A State Duma proposal backed by the Communists to resurrect a statue of secret police founder Felix Dzerzhinsky in downtown Moscow may also have played on his mind, observers said.


Volk said that with the Communists moving further to the left today, both Zyuganov and Luzhkov realize they will lose votes if they compromise by creating an alliance, and the courting season has turned sour.


Luzhkov this week changed his rhetoric of a left-center coalition and is now situating himself in a center which is "neither leftist nor rightist." The Communists' revanchist rhetoric will only hurt him in that strategy, providing a target for his enemies.


"The Communist Party is no longer an option for Luzhkov," said Andrei Piontkovsky, director of the Center for Strategic Studies. "Both have gone their separate ways."


Rumors are still circulating of alliances with the Yabloko and Our Home Is Russia parties to boost Luzhkov's vote among the intelligentsia and the middle classes.


Luzhkov rejected outright a coalition with a right-wing liberal bloc that includes former Prime Ministers Yegor Gaidar, Viktor Chernomyrdin and Sergei Kiriyenko and former Deputy Prime Ministers Anatoly Chubais and Boris Nemtsov. Luzhkov reviles these politicians, whom he describes as "radical monetarists" responsible for Russia's financial crisis.


While Chernomyrdin is not a potential ally, Luzhkov may yet cut a deal with his Our Home Is Russia party. The leader of the Our Home faction in the State Duma, Alexander Shokhin, has shown signs of wanting to join Luzhkov, announcing last week he did not exclude "political cooperation" with Otechestvo, Luzhkov's newly formed political vehicle.


The move would leave Our Home leader Viktor Chernomyrdin without a party, but analysts said the group had all but disintegrated anyway.


Our Home was created as a vehicle for the government before the 1995 parliamentary elections but, with the unpopular Chernomyrdin maintaining his intention to run for president, Shokhin and most of his deputies are abandoning ship and joining the party they think will best represent their interests, observers said.


"Shokhin most certainly needs Luzhkov at this point," Volk said. "The question is whether Luzhkov needs Shokhin."
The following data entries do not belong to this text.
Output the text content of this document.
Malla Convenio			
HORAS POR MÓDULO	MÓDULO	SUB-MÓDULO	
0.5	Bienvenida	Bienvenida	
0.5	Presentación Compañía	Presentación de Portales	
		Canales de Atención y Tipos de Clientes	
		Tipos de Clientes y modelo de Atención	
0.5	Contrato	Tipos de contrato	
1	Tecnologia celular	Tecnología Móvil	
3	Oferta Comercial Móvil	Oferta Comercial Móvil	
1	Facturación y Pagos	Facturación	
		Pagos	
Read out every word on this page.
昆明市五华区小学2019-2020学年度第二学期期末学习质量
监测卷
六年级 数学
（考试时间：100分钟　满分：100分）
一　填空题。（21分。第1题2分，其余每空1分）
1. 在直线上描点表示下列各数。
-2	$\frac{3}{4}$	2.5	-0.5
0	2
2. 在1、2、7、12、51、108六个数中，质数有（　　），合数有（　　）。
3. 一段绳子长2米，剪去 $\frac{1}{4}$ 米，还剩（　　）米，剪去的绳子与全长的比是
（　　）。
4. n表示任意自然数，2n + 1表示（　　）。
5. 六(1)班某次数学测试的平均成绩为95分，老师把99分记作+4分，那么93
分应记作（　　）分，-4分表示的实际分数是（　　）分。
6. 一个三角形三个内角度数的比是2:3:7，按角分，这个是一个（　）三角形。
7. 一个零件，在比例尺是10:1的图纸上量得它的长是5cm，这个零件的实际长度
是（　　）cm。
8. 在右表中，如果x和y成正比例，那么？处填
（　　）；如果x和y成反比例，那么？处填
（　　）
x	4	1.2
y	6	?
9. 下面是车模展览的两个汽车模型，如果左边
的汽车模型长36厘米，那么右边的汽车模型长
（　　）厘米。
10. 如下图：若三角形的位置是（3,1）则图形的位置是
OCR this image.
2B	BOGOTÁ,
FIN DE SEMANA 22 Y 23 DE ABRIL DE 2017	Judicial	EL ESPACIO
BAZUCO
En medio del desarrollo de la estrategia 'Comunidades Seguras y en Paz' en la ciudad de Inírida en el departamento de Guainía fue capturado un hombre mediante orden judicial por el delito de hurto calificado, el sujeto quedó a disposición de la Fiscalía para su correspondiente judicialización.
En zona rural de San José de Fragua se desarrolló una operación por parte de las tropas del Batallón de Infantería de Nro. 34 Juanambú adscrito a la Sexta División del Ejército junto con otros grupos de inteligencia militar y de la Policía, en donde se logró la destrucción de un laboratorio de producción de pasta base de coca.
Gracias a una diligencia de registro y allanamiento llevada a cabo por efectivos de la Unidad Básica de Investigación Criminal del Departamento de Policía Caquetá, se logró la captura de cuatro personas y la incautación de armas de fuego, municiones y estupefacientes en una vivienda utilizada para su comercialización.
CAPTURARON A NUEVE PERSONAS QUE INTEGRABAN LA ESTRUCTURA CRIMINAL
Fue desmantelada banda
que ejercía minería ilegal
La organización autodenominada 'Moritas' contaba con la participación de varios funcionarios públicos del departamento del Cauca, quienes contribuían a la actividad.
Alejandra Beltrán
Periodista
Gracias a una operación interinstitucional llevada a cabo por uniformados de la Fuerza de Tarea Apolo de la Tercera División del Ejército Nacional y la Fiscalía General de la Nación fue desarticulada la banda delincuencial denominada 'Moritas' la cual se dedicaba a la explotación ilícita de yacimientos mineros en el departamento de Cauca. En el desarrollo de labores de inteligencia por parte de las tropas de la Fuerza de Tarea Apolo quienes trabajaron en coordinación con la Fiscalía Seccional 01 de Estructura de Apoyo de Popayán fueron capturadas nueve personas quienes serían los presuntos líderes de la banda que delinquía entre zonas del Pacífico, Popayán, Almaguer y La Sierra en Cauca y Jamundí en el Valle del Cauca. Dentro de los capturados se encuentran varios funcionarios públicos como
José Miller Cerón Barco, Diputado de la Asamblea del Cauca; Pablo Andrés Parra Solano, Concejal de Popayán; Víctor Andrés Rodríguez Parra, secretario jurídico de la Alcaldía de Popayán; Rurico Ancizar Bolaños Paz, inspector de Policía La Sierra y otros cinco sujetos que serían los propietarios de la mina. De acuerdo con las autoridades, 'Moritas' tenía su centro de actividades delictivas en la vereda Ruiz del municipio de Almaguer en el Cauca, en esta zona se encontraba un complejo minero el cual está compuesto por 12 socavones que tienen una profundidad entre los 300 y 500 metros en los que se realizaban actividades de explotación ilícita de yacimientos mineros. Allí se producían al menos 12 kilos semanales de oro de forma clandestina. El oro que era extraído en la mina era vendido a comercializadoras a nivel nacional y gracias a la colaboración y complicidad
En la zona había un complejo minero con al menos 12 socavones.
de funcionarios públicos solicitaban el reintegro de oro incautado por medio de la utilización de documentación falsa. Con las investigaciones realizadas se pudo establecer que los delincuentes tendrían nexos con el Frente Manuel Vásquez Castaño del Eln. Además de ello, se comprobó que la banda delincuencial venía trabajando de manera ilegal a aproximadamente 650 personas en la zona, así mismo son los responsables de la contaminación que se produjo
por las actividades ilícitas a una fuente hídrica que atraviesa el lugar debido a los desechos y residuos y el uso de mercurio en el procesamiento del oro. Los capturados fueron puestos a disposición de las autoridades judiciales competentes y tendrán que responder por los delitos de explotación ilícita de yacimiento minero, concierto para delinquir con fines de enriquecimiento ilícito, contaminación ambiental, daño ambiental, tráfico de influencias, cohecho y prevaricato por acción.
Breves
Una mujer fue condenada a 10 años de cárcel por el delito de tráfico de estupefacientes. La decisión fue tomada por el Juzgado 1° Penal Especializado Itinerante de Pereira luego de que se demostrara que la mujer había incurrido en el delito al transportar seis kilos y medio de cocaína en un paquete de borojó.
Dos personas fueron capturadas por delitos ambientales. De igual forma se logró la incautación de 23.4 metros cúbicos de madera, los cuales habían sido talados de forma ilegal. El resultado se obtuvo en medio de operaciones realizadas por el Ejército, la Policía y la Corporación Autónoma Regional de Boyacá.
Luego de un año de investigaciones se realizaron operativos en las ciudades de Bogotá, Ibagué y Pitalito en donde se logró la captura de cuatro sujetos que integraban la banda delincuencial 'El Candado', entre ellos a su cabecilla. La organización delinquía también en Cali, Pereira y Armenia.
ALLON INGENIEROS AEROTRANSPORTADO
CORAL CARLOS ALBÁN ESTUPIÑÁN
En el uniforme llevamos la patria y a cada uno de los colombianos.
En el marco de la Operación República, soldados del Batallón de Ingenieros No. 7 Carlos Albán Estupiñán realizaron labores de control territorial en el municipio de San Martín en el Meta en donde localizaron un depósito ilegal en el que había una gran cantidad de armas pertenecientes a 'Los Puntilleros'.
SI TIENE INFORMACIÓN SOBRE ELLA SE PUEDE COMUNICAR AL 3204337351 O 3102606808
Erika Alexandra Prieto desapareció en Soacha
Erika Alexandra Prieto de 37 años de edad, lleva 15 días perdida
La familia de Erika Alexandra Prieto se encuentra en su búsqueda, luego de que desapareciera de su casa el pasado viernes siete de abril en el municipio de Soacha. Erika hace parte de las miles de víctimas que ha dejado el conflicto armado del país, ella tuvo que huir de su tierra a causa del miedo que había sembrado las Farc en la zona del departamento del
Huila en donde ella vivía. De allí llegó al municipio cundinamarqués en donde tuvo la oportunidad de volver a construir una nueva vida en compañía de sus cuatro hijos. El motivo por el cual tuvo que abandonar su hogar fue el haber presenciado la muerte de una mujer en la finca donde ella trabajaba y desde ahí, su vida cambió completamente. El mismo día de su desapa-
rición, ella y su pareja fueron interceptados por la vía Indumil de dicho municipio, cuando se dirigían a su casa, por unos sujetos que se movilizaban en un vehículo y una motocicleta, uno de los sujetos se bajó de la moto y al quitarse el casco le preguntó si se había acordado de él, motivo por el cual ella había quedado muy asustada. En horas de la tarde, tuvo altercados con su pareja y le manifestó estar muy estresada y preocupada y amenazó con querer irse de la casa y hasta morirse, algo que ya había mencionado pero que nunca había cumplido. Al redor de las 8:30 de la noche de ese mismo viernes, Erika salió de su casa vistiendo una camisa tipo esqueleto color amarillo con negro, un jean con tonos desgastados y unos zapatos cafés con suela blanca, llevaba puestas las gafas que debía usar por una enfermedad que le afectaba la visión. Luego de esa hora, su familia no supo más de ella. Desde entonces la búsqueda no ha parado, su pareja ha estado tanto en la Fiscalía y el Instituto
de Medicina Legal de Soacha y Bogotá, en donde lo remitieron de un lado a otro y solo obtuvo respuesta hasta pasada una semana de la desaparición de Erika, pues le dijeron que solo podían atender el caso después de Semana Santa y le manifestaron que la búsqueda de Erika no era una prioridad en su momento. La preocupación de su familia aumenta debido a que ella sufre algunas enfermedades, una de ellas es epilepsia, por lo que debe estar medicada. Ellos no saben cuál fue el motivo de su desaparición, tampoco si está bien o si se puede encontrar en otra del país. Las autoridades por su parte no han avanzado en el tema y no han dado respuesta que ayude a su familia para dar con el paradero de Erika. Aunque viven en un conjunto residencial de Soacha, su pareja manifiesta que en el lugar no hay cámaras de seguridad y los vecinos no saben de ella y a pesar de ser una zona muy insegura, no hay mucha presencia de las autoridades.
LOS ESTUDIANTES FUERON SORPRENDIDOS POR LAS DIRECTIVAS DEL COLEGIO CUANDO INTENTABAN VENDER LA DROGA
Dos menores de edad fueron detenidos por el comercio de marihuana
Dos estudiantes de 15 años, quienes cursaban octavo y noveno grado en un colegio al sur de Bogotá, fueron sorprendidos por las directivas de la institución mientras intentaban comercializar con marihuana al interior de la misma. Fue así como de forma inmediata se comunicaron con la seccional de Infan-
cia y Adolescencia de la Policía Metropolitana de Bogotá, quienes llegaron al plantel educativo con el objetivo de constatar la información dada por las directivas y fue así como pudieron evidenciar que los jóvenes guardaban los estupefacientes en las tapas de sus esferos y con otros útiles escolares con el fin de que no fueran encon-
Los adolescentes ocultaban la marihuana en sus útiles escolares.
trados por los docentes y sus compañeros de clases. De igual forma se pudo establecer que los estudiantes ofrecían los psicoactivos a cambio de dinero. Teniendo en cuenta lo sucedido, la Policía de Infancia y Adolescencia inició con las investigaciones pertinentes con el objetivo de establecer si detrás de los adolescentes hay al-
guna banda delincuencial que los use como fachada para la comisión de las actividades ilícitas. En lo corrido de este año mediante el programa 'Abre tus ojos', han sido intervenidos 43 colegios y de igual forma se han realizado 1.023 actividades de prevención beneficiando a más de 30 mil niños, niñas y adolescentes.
Another option would be for Luzhkov to join forces with Grigory Yavlinsky's Yabloko party. But with Yavlinsky likely to run for president himself, there would be a conflict of interest, analysts said.


"In any case, the bulk of Yabloko's votes for the 1995 parliamentary elections came from Moscow and St. Petersburg," said Volk. "Luzhkov needs support in the provinces, where Yabloko is not particularly popular."


Depending on the results of the St. Petersburg legislative assembly elections, Yabloko may revise its stance, he said. The party did well in a preliminary vote last week. If they do as well in the final vote, they may well stand alone, he said.


One thing is clear: Luzhkov must muster support in the provinces, where most of the electorate feels resentment toward him. With 85 percent of the country's wealth based in Moscow, many presume Luzhkov stole the money from the provinces to furnish the capital.


"Luzhkov and his Otechestvo movement are steaming through Moscow," Piontkovsky said. "But if he cannot transfer that popularity to the rest of the country, it will be extremely difficult for him to become president."